A five-year-old female patient, 6 months old, with a history of two episodes of UTI at 11 and 15 months of life and prophylaxis with cefadroxile up to 18 months (normal study with renal ultrasound).
I had NIP vaccines a day.
A clinical picture characterized by fever up to 39°C axillary, associated with chills and vomiting food.
She also reported mild headache and nonspecific abdominal pain.
He came to his office where symptomatic management was indicated.
The next day she persisted with fever and went to the emergency department, where she was feverish, with stable hemodynamics.
The segmental examination described a decrease in the pulmonary murmur to the pulmonary bases, bilateral ocular secretion and unexudated congestive pharynx.
A total of 25,890 nasopharyngeal packs were negative for leukocytes (93% segmented) and a PCR of 77 mg/L. The urine test was normal and the adenovirus pharyngeal familiar (PCR).
Two episodes of fever accompanied by peripheral vasoconstriction were observed in the emergency department, which led to suspicion of bacteraemia. Consequently, cefoxime (kg/day) was started every 6 h after taking hemocultiva.
With suspicion of UTI, an abdominal ultrasound was performed, showing renal failure with left kidney plus cortical areas with less echogenicity.

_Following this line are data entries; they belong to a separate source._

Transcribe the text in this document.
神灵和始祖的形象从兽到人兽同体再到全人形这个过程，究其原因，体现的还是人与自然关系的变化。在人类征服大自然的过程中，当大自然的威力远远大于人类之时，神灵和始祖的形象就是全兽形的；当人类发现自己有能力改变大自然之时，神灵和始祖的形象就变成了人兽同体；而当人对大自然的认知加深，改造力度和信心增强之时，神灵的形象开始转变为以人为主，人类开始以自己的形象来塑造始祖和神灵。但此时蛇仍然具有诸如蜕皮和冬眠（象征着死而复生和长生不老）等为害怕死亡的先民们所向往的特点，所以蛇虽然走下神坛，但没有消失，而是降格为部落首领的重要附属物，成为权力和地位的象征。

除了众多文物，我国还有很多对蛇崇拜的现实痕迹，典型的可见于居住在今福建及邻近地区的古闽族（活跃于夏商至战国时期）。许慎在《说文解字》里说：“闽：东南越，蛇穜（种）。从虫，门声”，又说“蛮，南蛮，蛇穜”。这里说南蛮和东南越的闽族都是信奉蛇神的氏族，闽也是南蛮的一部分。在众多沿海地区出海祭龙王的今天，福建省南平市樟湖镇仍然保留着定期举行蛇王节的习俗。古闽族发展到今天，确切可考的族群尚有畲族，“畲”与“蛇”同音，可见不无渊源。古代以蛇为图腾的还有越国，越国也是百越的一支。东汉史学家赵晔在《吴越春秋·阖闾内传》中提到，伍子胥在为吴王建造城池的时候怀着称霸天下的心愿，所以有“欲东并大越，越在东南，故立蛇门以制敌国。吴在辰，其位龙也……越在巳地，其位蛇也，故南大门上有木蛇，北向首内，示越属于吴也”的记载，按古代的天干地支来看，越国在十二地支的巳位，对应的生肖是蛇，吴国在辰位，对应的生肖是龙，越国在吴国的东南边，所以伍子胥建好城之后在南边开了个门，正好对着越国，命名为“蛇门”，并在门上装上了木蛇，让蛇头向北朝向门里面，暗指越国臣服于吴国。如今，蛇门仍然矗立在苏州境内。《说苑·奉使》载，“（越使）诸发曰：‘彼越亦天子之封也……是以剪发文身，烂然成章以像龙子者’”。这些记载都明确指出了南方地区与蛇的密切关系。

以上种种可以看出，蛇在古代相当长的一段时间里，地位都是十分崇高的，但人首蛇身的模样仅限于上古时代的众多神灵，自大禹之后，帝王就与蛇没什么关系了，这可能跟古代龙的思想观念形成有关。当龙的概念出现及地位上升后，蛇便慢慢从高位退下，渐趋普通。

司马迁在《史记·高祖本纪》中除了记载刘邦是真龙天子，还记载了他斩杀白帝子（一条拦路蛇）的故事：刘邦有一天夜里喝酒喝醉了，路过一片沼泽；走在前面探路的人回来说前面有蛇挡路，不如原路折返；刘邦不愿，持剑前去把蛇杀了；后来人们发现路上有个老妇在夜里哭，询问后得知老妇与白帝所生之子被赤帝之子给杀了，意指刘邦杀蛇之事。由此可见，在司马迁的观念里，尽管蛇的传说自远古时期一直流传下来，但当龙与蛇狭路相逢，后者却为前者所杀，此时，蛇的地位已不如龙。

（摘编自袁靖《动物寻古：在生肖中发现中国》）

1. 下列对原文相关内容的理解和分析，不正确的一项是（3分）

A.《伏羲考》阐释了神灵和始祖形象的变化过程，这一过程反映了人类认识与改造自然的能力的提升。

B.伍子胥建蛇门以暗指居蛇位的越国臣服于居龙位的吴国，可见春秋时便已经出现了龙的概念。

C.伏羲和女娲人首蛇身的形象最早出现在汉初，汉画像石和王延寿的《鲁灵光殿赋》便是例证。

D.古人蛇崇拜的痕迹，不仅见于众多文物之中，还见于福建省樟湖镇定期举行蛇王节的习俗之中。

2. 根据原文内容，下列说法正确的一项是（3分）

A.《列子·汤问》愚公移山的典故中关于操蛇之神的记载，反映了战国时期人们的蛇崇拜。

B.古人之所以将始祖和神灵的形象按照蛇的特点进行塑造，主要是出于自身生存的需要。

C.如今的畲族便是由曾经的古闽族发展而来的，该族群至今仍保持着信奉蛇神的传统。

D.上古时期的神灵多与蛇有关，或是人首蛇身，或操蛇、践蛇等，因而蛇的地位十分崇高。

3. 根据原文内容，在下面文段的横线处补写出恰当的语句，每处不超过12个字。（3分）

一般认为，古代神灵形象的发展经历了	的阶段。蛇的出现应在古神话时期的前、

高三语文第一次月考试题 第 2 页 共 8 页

The study was complemented with a renal scintigraphy with DMSA that was compatible with an acute infectious process of the left kidney without ruling out a basal damage.
She presented with a five-day history of seizures and renal ultrasound showed no fever.
The hemocultive and urocultive finally reported negative.
The patient was discharged with fever and diagnosis of left nephronia in good condition.
He completed three weeks of treatment with cefadroxile (30 mg/kg/day), with favorable evolution.